A New York appeals court on Thursday overturned disgraced Hollywood mogul Harvey Weinstein’s 2020 conviction for rape and assault in incidents with two women, citing “egregious errors” in the original proceedings.

These included, according to the split panel, allowing several women to testify about alleged incidents outside the charges in the case, and allowing prosecutors the option to ask Weinstein himself about various uncharged allegations, which the film producer’s attorneys cut-off his ability to testify in his defence.

Attorneys for Weinstein celebrated the decision as a “great day for America,” while #MeToo activists like actor Ashley Judd, one of the first of many Hollywood figures to accuse Weinstein of sexual misconduct, called the decision an act of “institutional betrayal.”

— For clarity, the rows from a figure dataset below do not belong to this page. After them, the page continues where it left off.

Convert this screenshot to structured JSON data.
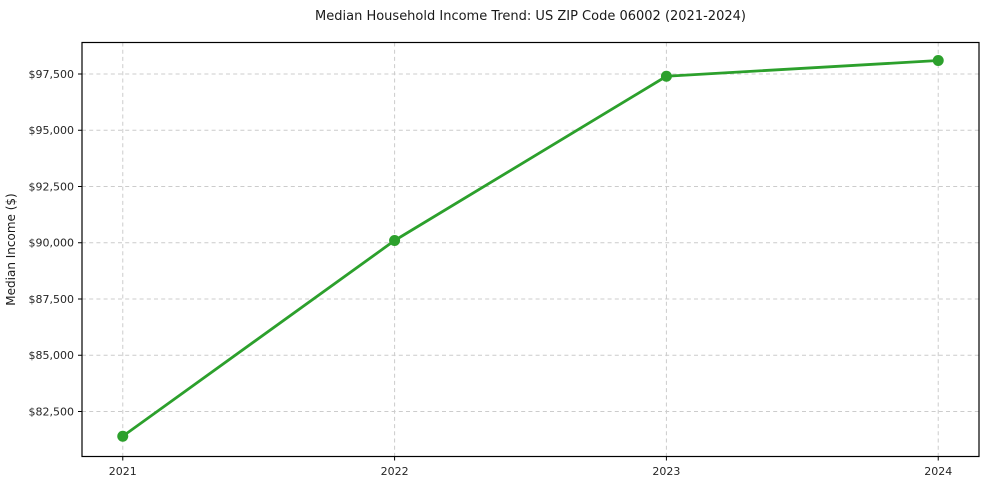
{
  "title": "Median Household Income Trend: US ZIP Code 06002 (2021-2024)",
  "chart_data": {
    "type": "line",
    "title": "Median Household Income Trend: US ZIP Code 06002 (2021-2024)",
    "series_name": "Median Household Income",
    "categories": [
      "2021",
      "2022",
      "2023",
      "2024"
    ],
    "values": [
      81400,
      90100,
      97400,
      98100
    ],
    "xlabel": "",
    "ylabel": "Median Income ($)",
    "ylim": [
      80500,
      98900
    ],
    "yticks": [
      82500,
      85000,
      87500,
      90000,
      92500,
      95000,
      97500
    ],
    "ytick_labels": [
      "$82,500",
      "$85,000",
      "$87,500",
      "$90,000",
      "$92,500",
      "$95,000",
      "$97,500"
    ],
    "grid": true,
    "grid_style": "dashed",
    "legend_position": "none",
    "line_color": "#2ca02c",
    "marker": "circle",
    "background_color": "#ffffff",
    "grid_color": "#cccccc",
    "text_color": "#262626"
  }
}
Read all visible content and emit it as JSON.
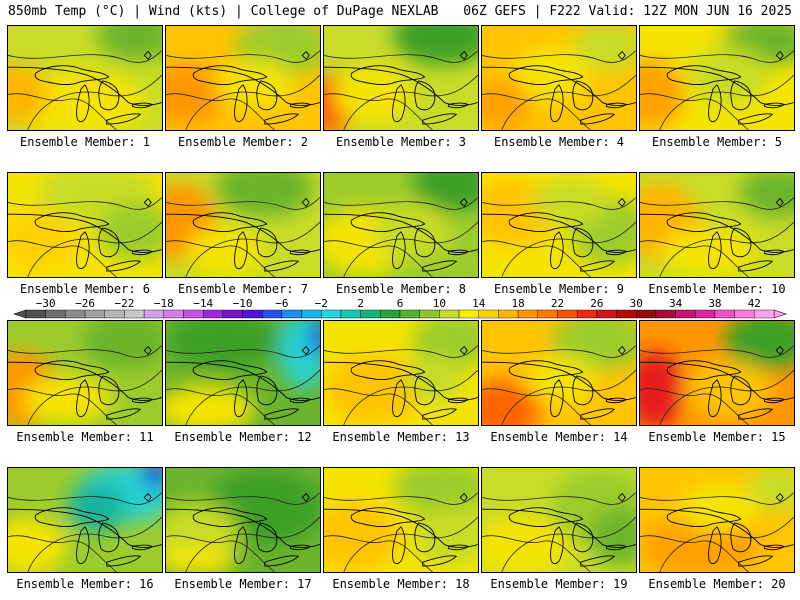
{
  "header": {
    "left": "850mb Temp (°C) | Wind (kts) | College of DuPage NEXLAB",
    "right": "06Z GEFS | F222 Valid: 12Z MON JUN 16 2025"
  },
  "panels": [
    {
      "label": "Ensemble Member: 1",
      "bg": "#c8dc28",
      "blobs": [
        [
          "#f5e400",
          70,
          80,
          70,
          35
        ],
        [
          "#ffb400",
          10,
          70,
          30,
          30
        ],
        [
          "#6cb42c",
          130,
          10,
          40,
          25
        ]
      ]
    },
    {
      "label": "Ensemble Member: 2",
      "bg": "#ffc400",
      "blobs": [
        [
          "#ff9600",
          20,
          70,
          40,
          30
        ],
        [
          "#9ccc2c",
          120,
          20,
          50,
          30
        ],
        [
          "#f5e400",
          90,
          60,
          40,
          25
        ]
      ]
    },
    {
      "label": "Ensemble Member: 3",
      "bg": "#c8dc28",
      "blobs": [
        [
          "#ff5a00",
          5,
          80,
          25,
          30
        ],
        [
          "#3ca028",
          120,
          10,
          50,
          30
        ],
        [
          "#f5e400",
          50,
          70,
          40,
          30
        ]
      ]
    },
    {
      "label": "Ensemble Member: 4",
      "bg": "#ffc400",
      "blobs": [
        [
          "#c8dc28",
          130,
          20,
          40,
          25
        ],
        [
          "#f5e400",
          70,
          50,
          40,
          30
        ],
        [
          "#ffa000",
          20,
          80,
          30,
          25
        ]
      ]
    },
    {
      "label": "Ensemble Member: 5",
      "bg": "#f5e400",
      "blobs": [
        [
          "#ffa000",
          10,
          70,
          35,
          35
        ],
        [
          "#6cb42c",
          130,
          15,
          45,
          25
        ],
        [
          "#c8dc28",
          90,
          50,
          40,
          30
        ]
      ]
    },
    {
      "label": "Ensemble Member: 6",
      "bg": "#f5e400",
      "blobs": [
        [
          "#c8dc28",
          90,
          20,
          60,
          30
        ],
        [
          "#9ccc2c",
          130,
          60,
          40,
          30
        ],
        [
          "#ffd200",
          30,
          70,
          40,
          30
        ]
      ]
    },
    {
      "label": "Ensemble Member: 7",
      "bg": "#c8dc28",
      "blobs": [
        [
          "#ff9600",
          15,
          50,
          35,
          40
        ],
        [
          "#6cb42c",
          100,
          15,
          50,
          30
        ],
        [
          "#f5e400",
          60,
          80,
          40,
          25
        ]
      ]
    },
    {
      "label": "Ensemble Member: 8",
      "bg": "#9ccc2c",
      "blobs": [
        [
          "#f5e400",
          40,
          70,
          50,
          35
        ],
        [
          "#3ca028",
          130,
          10,
          40,
          30
        ],
        [
          "#c8dc28",
          90,
          60,
          40,
          30
        ]
      ]
    },
    {
      "label": "Ensemble Member: 9",
      "bg": "#f5e400",
      "blobs": [
        [
          "#ffc400",
          30,
          40,
          45,
          35
        ],
        [
          "#9ccc2c",
          130,
          60,
          40,
          35
        ],
        [
          "#c8dc28",
          90,
          30,
          40,
          25
        ]
      ]
    },
    {
      "label": "Ensemble Member: 10",
      "bg": "#c8dc28",
      "blobs": [
        [
          "#ffb400",
          20,
          50,
          40,
          40
        ],
        [
          "#6cb42c",
          140,
          20,
          40,
          25
        ],
        [
          "#f5e400",
          70,
          80,
          50,
          25
        ]
      ]
    },
    {
      "label": "Ensemble Member: 11",
      "bg": "#9ccc2c",
      "blobs": [
        [
          "#ff9600",
          15,
          70,
          35,
          40
        ],
        [
          "#f5e400",
          60,
          80,
          45,
          25
        ],
        [
          "#6cb42c",
          120,
          20,
          45,
          30
        ]
      ]
    },
    {
      "label": "Ensemble Member: 12",
      "bg": "#6cb42c",
      "blobs": [
        [
          "#3ca028",
          60,
          20,
          60,
          30
        ],
        [
          "#28d2d2",
          140,
          30,
          25,
          40
        ],
        [
          "#f5e400",
          40,
          90,
          50,
          25
        ],
        [
          "#1e50e6",
          155,
          15,
          10,
          20
        ]
      ]
    },
    {
      "label": "Ensemble Member: 13",
      "bg": "#f5e400",
      "blobs": [
        [
          "#ffc400",
          50,
          70,
          50,
          35
        ],
        [
          "#9ccc2c",
          130,
          20,
          40,
          30
        ],
        [
          "#c8dc28",
          110,
          60,
          30,
          25
        ]
      ]
    },
    {
      "label": "Ensemble Member: 14",
      "bg": "#ffc400",
      "blobs": [
        [
          "#ff6400",
          20,
          90,
          40,
          30
        ],
        [
          "#9ccc2c",
          120,
          20,
          50,
          30
        ],
        [
          "#f5e400",
          80,
          60,
          35,
          25
        ]
      ]
    },
    {
      "label": "Ensemble Member: 15",
      "bg": "#ff9600",
      "blobs": [
        [
          "#e61e1e",
          15,
          70,
          30,
          40
        ],
        [
          "#3ca028",
          130,
          20,
          45,
          30
        ],
        [
          "#ffc400",
          90,
          70,
          45,
          30
        ]
      ]
    },
    {
      "label": "Ensemble Member: 16",
      "bg": "#9ccc2c",
      "blobs": [
        [
          "#28d2d2",
          120,
          25,
          50,
          30
        ],
        [
          "#14b4a0",
          90,
          40,
          30,
          25
        ],
        [
          "#f5e400",
          20,
          80,
          40,
          30
        ],
        [
          "#1e50e6",
          150,
          5,
          15,
          15
        ]
      ]
    },
    {
      "label": "Ensemble Member: 17",
      "bg": "#6cb42c",
      "blobs": [
        [
          "#3ca028",
          100,
          40,
          60,
          40
        ],
        [
          "#c8dc28",
          30,
          70,
          45,
          35
        ],
        [
          "#f5e400",
          30,
          95,
          40,
          15
        ]
      ]
    },
    {
      "label": "Ensemble Member: 18",
      "bg": "#f5e400",
      "blobs": [
        [
          "#ffc400",
          30,
          70,
          45,
          35
        ],
        [
          "#9ccc2c",
          120,
          20,
          50,
          30
        ],
        [
          "#c8dc28",
          130,
          70,
          40,
          30
        ]
      ]
    },
    {
      "label": "Ensemble Member: 19",
      "bg": "#c8dc28",
      "blobs": [
        [
          "#9ccc2c",
          120,
          40,
          50,
          40
        ],
        [
          "#f5e400",
          40,
          80,
          50,
          30
        ],
        [
          "#6cb42c",
          140,
          70,
          30,
          30
        ]
      ]
    },
    {
      "label": "Ensemble Member: 20",
      "bg": "#ffc400",
      "blobs": [
        [
          "#ffa000",
          60,
          80,
          60,
          30
        ],
        [
          "#c8dc28",
          140,
          20,
          30,
          25
        ],
        [
          "#f5e400",
          80,
          40,
          40,
          25
        ]
      ]
    }
  ],
  "colorbar": {
    "ticks": [
      "-30",
      "-26",
      "-22",
      "-18",
      "-14",
      "-10",
      "-6",
      "-2",
      "2",
      "6",
      "10",
      "14",
      "18",
      "22",
      "26",
      "30",
      "34",
      "38",
      "42"
    ],
    "colors": [
      "#505050",
      "#6e6e6e",
      "#8c8c8c",
      "#a0a0a0",
      "#b4b4b4",
      "#c8c8c8",
      "#d2a0f0",
      "#dc78f0",
      "#c850e6",
      "#a028dc",
      "#7814c8",
      "#5014dc",
      "#2850f0",
      "#1e8cf0",
      "#14b4f0",
      "#28d2e6",
      "#14c8b4",
      "#14b478",
      "#28a03c",
      "#50b42c",
      "#8cc82c",
      "#c8dc28",
      "#f5f000",
      "#ffd200",
      "#ffb400",
      "#ff9600",
      "#ff7800",
      "#ff5000",
      "#f02814",
      "#d21414",
      "#b40a0a",
      "#960a0a",
      "#aa0a3c",
      "#c8146e",
      "#dc28a0",
      "#f050c8",
      "#ff78dc",
      "#ffa0f0"
    ]
  }
}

What happens next for Weinstein and his various prison sentences?

The former film producer, who reportedly learned of Thursday’s ruling when a fellow inmate at Mohawk Correctional Facility in Rome, New York, handed him a copy of an article about the decision, won’t be released from detention just yet.

Weinstein faces a separate 16-year sentence in California, originally set to be served following his 23-year New York penalty, after being convicted in 2022 of rape, forcible oral sex and sexual penetration in an incident with an Italian actress in 2013.

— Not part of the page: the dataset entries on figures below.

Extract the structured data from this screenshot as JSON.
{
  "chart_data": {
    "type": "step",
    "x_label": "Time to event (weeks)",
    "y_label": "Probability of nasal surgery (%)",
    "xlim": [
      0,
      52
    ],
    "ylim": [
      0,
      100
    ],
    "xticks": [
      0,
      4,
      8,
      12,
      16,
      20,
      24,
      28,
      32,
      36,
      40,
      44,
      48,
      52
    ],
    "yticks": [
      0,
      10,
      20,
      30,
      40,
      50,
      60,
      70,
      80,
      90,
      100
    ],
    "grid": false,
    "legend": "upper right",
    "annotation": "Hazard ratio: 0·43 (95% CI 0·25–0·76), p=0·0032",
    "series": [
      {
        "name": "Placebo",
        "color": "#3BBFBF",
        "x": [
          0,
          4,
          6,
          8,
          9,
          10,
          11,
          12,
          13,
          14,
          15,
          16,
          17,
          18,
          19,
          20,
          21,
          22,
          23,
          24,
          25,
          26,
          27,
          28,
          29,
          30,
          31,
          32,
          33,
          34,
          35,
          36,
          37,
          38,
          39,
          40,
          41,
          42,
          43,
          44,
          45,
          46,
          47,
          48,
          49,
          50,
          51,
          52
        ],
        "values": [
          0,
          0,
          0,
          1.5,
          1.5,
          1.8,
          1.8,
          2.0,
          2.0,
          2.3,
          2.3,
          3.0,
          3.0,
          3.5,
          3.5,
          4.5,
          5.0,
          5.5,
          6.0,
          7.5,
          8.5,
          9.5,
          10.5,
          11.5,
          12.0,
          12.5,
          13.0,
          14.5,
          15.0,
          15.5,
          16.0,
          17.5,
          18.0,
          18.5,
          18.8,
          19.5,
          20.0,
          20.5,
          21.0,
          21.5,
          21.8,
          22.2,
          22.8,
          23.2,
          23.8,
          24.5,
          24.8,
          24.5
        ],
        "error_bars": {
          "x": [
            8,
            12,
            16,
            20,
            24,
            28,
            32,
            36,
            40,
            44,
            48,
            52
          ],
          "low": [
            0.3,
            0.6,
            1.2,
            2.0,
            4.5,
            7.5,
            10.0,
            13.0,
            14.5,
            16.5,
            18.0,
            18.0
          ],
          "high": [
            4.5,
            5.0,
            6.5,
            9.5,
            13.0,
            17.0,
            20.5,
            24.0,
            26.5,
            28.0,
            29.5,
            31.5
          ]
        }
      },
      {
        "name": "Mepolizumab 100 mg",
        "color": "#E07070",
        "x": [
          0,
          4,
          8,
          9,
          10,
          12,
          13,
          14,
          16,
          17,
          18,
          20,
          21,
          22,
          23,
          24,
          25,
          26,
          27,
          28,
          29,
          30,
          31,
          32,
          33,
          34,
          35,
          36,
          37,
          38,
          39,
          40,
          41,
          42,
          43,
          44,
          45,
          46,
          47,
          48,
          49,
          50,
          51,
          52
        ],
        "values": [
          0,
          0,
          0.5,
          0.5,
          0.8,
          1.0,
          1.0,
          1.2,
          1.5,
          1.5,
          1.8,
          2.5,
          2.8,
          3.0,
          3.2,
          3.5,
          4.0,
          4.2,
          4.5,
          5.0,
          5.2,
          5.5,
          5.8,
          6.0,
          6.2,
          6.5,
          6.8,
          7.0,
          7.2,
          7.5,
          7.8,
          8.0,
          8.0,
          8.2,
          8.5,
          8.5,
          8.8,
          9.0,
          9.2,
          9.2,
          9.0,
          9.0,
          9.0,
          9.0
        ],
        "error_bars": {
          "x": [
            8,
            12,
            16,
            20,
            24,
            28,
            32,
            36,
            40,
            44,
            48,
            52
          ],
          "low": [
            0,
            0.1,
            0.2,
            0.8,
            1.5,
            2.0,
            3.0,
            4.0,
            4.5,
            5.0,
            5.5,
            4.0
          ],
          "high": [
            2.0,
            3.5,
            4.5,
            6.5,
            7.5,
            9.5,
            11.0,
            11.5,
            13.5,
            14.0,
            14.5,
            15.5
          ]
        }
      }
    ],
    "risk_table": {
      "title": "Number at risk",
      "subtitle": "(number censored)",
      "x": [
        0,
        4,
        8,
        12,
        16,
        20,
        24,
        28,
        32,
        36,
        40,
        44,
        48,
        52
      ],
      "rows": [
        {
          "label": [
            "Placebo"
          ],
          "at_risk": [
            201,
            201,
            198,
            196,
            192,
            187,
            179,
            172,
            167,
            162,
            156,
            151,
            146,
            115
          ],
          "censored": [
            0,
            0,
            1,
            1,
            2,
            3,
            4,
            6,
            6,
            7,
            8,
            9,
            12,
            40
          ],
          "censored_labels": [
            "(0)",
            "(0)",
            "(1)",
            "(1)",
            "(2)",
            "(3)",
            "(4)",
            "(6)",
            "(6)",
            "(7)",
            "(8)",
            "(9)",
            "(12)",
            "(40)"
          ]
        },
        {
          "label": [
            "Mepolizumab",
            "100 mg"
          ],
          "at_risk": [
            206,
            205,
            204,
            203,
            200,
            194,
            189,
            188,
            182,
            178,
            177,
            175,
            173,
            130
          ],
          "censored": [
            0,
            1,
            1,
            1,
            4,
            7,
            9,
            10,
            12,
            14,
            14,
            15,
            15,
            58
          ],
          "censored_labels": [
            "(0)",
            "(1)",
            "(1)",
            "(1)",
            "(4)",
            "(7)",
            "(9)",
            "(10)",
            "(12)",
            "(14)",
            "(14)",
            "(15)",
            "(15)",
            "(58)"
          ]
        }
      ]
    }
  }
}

Rather than be immediately extradited to California to face that sentence, Weinstein will likely be moved to a New York City-based facility while prosecutors decide whether to retry his case, his spokesperson Juda Engelmayer told The Independent on Thursday.

Manhattan district attorney Alvin Bragg’s office said after the ruling on Thursday it plans to continue pursuing the case.

“We will do everything in our power to retry this case, and remain steadfast in our commitment to survivors of sexual assault,” a spokesperson for Mr Bragg’s office told The Independent.

Weinstein’s attorneys also plan to appeal his California conviction in May, arguing the case suffered from similar issues.

As in the New York case, some witnesses who testified accused Weinstein of sex crimes that weren’t listed in the charges.

The film producer’s legal team argue that the New York conviction, now overturned, influenced the California prosecution.

“A jury was told in California that he was convicted in another state for rape … turns out he shouldn´t have been convicted and it wasn´t a fair conviction. … It interfered with his presumption of innocence in a significant way in California,” attorney Jennifer Bonjean told The Associated Press.